Quel était le rôle des volontaires?

Nous avons testé la plateforme d’appel. Elle a été mise en place en quelques jours à peine. Il fallait donc en «essuyer les plâtres». Nous avons rencontré une série de problèmes. Les identifier était très important, pour qu’ils puissent être réglés.

Quel genre de problèmes?

Il y a eu des problèmes informatiques comme des difficultés pour se connecter sur la plateforme. Ou alors, les langues de référence n’étaient plus les bonnes. Et donc, je me retrouvais avec des personnes parlant italien au téléphone alors que je ne maîtrise pas du tout cette langue. J’essayais de dire «on vous rappelle», en italien, en m’aidant d’un traducteur en ligne. C’était assez drôle. Il y avait aussi un mauvais numéro de téléphone qui revenait tout le temps. Un monsieur a été appelé près de dix fois, le pauvre.

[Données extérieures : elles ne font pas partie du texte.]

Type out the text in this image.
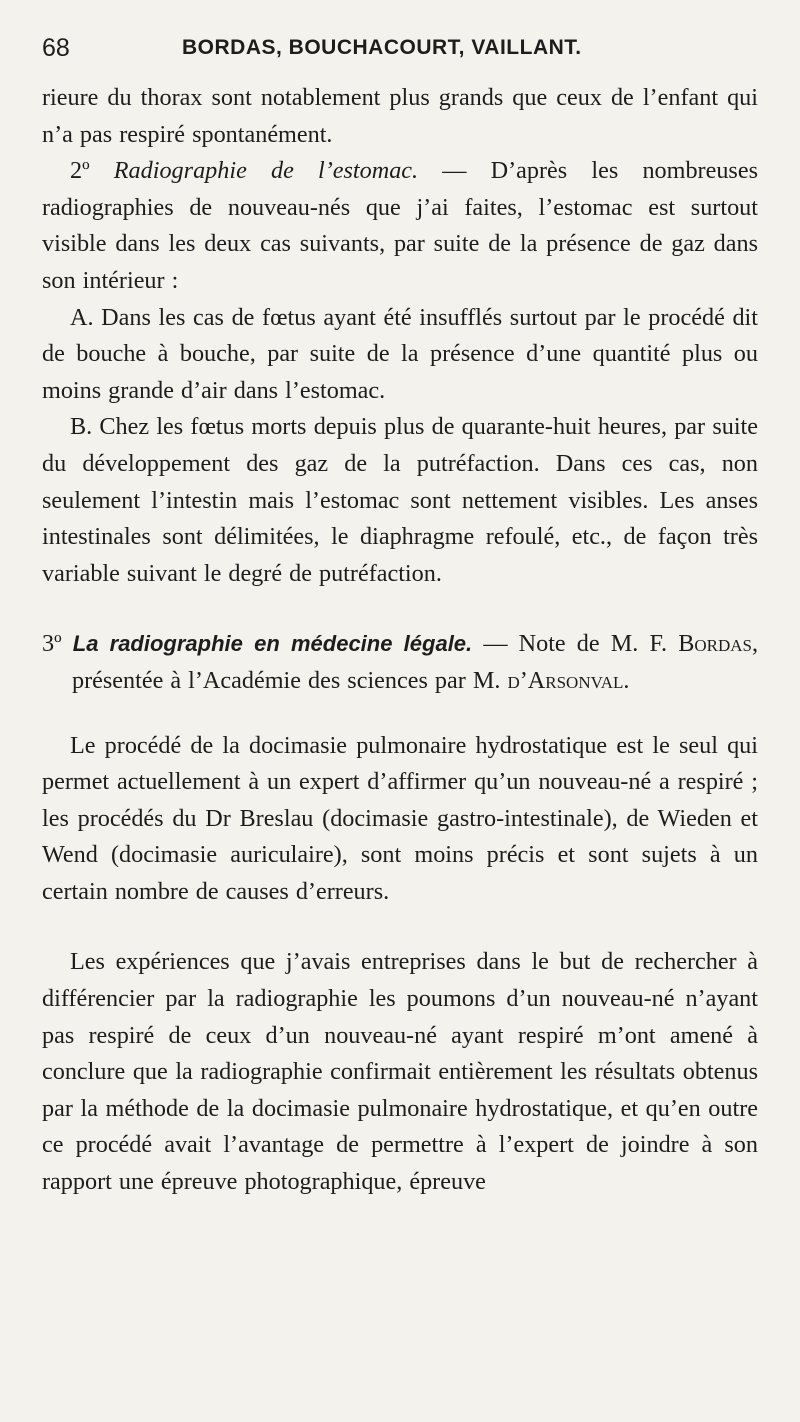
68	BORDAS, BOUCHACOURT, VAILLANT.

rieure du thorax sont notablement plus grands que ceux de l’enfant qui n’a pas respiré spontanément.

2º Radiographie de l’estomac. — D’après les nombreuses radiographies de nouveau-nés que j’ai faites, l’estomac est surtout visible dans les deux cas suivants, par suite de la présence de gaz dans son intérieur :

A. Dans les cas de fœtus ayant été insufflés surtout par le procédé dit de bouche à bouche, par suite de la présence d’une quantité plus ou moins grande d’air dans l’estomac.

B. Chez les fœtus morts depuis plus de quarante-huit heures, par suite du développement des gaz de la putréfaction. Dans ces cas, non seulement l’intestin mais l’estomac sont nettement visibles. Les anses intestinales sont délimitées, le diaphragme refoulé, etc., de façon très variable suivant le degré de putréfaction.

3º La radiographie en médecine légale. — Note de M. F. Bordas, présentée à l’Académie des sciences par M. d’Arsonval.

Le procédé de la docimasie pulmonaire hydrostatique est le seul qui permet actuellement à un expert d’affirmer qu’un nouveau-né a respiré ; les procédés du Dr Breslau (docimasie gastro-intestinale), de Wieden et Wend (docimasie auriculaire), sont moins précis et sont sujets à un certain nombre de causes d’erreurs.

Les expériences que j’avais entreprises dans le but de rechercher à différencier par la radiographie les poumons d’un nouveau-né n’ayant pas respiré de ceux d’un nouveau-né ayant respiré m’ont amené à conclure que la radiographie confirmait entièrement les résultats obtenus par la méthode de la docimasie pulmonaire hydrostatique, et qu’en outre ce procédé avait l’avantage de permettre à l’expert de joindre à son rapport une épreuve photographique, épreuve
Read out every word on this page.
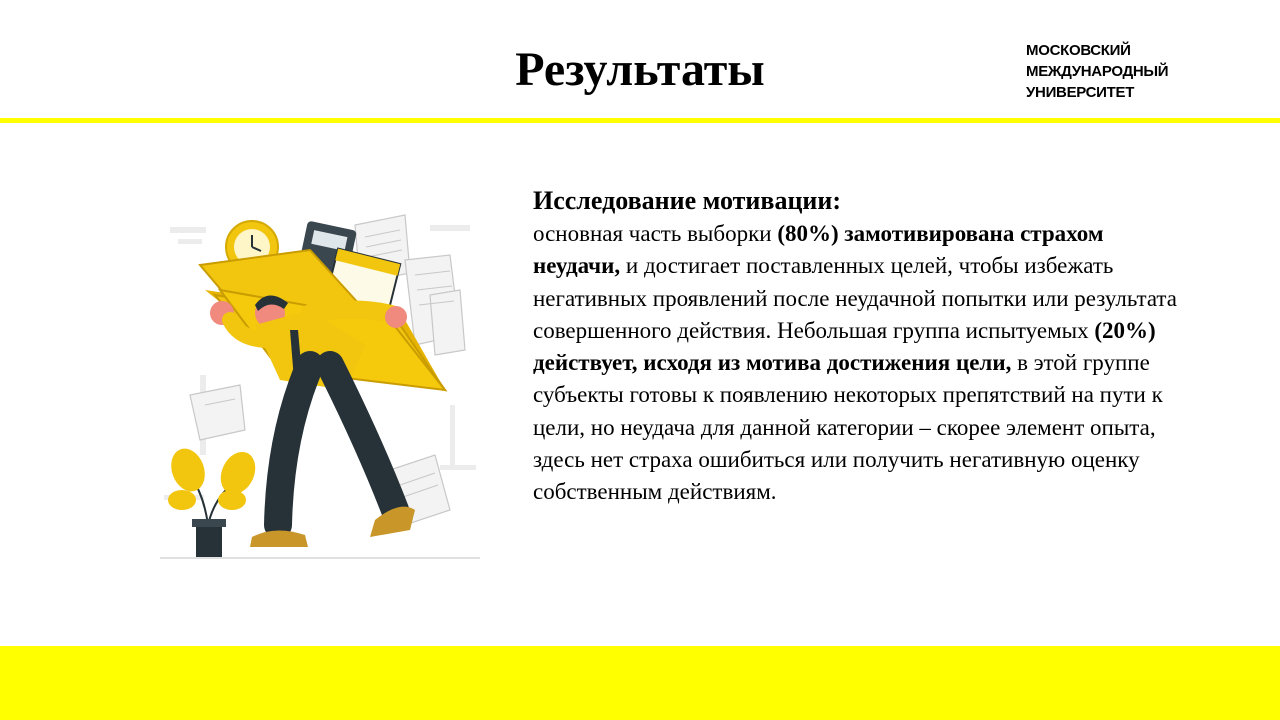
Результаты	МОСКОВСКИЙ
МЕЖДУНАРОДНЫЙ
УНИВЕРСИТЕТ
Исследование мотивации:
основная часть выборки (80%) замотивирована страхом неудачи, и достигает поставленных целей, чтобы избежать негативных проявлений после неудачной попытки или результата совершенного действия. Небольшая группа испытуемых (20%) действует, исходя из мотива достижения цели, в этой группе субъекты готовы к появлению некоторых препятствий на пути к цели, но неудача для данной категории – скорее элемент опыта, здесь нет страха ошибиться или получить негативную оценку собственным действиям.
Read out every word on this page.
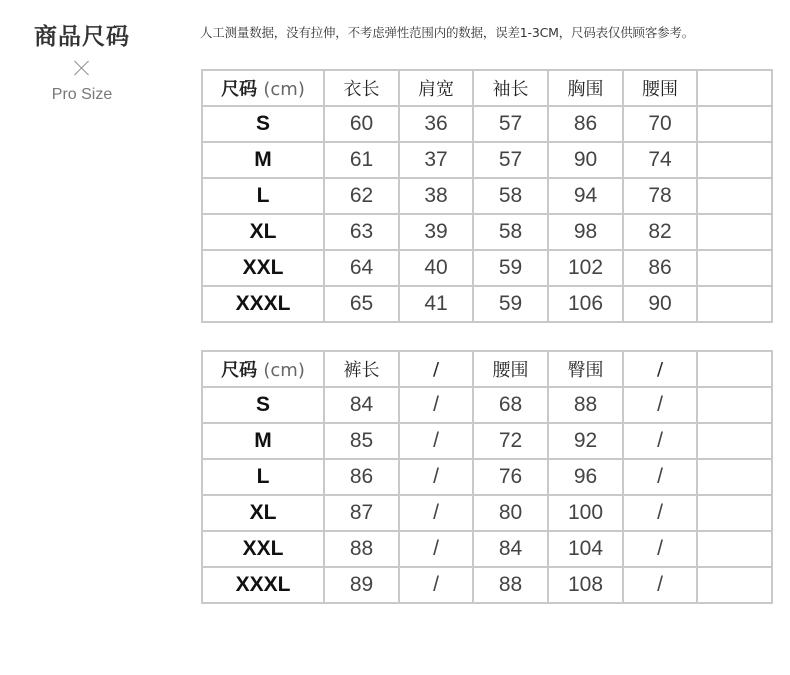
商品尺码
Pro Size
人工测量数据，没有拉伸，不考虑弹性范围内的数据，误差1-3CM，尺码表仅供顾客参考。
尺码 (cm)	衣长	肩宽	袖长	胸围	腰围	
S	60	36	57	86	70	
M	61	37	57	90	74	
L	62	38	58	94	78	
XL	63	39	58	98	82	
XXL	64	40	59	102	86	
XXXL	65	41	59	106	90	
尺码 (cm)	裤长	/	腰围	臀围	/	
S	84	/	68	88	/	
M	85	/	72	92	/	
L	86	/	76	96	/	
XL	87	/	80	100	/	
XXL	88	/	84	104	/	
XXXL	89	/	88	108	/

Et quel est votre sentiment, maintenant que c’est terminé?

Je suis très contente de l’avoir fait. J’avais envie de me sentir utile, de faire quelque chose d’utile. Et l’objectif est atteint. Comme nous n’étions que des volontaires, tout le monde était extrêmement motivé. On venait de toute la Wallonie, on s’est connectés les uns aux autres pour travailler ensemble. C’était très dynamique. Les formations étaient très bien faites et on a été très réactifs, c’était bien! Maintenant, ce n’est pas mon métier. Je ne suis pas formée pour faire face à des personnes en détresse, par exemple. Je suis donc contente de l’avoir fait, et contente que ce soit terminé.

Pour faciliter le traçage, Emmanuel André, virologue et porte-parole de la lutte contre le covid-19, conseille à chacun de noter les personnes avec lesquelles il est en contact.